The show left a mark on television and pop culture, breaking the conventions of genre storytelling and weaving in powerful and realistic depictions of death, loss, love, addiction, abuse, and other issues alongside a fantastical plot filled with vampires, demons and other monsters.

Marsters says the show is still relevant today thanks to its portrayal of teenagers struggling with life’s most important questions.

“How do you make it out of your teenage years without giving up on the world and giving up on yourself?” Marsters says. “How do you get to the point in your life where you realize the world is really messed up, and your parents don’t know everything, and your teachers barely understand the subject matter? How do you decide to keep trying? It’s a struggle. I’m not a teenager anymore but I still struggle with that one. How do I not give up?”

One of Marster’s favourite episodes was “The Body,” where Buffy struggles with her mother’s death.

“All of the vampires and jokes and stunts were stripped out of it and you watch a teenage girl lose her mom,” Marsters says. “We all saw the characters were strong enough to stand on their own as people.”

After Buffy, Marsters remained a pop culture fixture, appearing in shows like Smallville, Torchwood and Caprica; being a voice actor for cartoons and videogames; and narrating the audiobooks for The Dresden Files detective novels. He’s also a member of rock band Ghost of the Robot, and a solo musician.

Marsters will be in town for the Calgary Comic and Entertainment Expo (April 27-30), and is playing an acoustic solo set at Cowboys on April 28.

“Calgary’s a real fun place to come to,” Marsters says. “I’m really looking forward to playing music in Calgary because you still love guitars. There are few places left in the world that appreciate guitars and Calgary’s one of them. LA’s not a place that is welcoming to six strings anymore.
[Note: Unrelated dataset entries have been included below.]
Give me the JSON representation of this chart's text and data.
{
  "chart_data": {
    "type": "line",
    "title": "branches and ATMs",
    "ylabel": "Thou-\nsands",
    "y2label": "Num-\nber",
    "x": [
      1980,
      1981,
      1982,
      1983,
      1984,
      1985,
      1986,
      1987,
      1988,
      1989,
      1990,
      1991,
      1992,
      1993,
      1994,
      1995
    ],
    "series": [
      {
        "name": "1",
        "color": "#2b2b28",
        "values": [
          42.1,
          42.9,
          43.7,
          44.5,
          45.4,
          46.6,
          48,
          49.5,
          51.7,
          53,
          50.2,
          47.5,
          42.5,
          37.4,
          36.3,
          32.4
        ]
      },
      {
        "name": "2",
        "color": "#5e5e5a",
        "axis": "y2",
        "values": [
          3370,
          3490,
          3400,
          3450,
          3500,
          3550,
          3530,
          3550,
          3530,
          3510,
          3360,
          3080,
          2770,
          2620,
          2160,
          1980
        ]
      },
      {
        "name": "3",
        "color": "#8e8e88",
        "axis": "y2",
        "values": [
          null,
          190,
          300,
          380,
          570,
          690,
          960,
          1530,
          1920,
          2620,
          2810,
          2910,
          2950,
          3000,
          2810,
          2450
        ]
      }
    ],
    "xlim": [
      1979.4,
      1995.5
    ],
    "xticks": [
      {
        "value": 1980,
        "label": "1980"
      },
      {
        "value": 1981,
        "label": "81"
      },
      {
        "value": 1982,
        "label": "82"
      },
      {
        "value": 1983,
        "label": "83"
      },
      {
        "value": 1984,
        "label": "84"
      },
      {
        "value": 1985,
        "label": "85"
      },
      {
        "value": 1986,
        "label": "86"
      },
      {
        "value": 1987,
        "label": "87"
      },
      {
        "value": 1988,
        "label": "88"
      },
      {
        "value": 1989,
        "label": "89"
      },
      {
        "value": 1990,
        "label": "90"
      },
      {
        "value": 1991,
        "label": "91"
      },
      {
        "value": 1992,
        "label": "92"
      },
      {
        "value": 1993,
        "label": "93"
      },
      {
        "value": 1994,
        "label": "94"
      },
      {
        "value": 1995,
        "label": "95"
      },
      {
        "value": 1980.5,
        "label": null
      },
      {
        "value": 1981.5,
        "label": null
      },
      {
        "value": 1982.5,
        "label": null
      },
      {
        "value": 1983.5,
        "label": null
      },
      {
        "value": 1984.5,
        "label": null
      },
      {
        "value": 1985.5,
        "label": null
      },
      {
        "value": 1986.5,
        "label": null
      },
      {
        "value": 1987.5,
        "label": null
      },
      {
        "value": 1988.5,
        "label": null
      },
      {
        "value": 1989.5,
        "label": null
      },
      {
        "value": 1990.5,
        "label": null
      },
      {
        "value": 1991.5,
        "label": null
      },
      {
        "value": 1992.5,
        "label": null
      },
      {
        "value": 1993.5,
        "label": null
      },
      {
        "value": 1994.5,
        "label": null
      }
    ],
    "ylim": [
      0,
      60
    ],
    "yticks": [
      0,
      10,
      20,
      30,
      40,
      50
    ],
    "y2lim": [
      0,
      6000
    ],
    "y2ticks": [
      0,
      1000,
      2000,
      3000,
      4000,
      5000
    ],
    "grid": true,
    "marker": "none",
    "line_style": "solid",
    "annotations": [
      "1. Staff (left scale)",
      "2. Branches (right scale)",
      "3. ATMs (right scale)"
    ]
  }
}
They’re more into drum machines and keyboards right now.”

His show will include music from all the way back to the first song Marsters ever wrote in New York City in the 1980s, music from Ghost of the Robot, and new songs that haven’t been recorded yet.

He says while he loves both music and acting, songwriting allows him to reveal a more personal side.

“It’s very scary but also very liberating to be that honest in front of a large group of people.”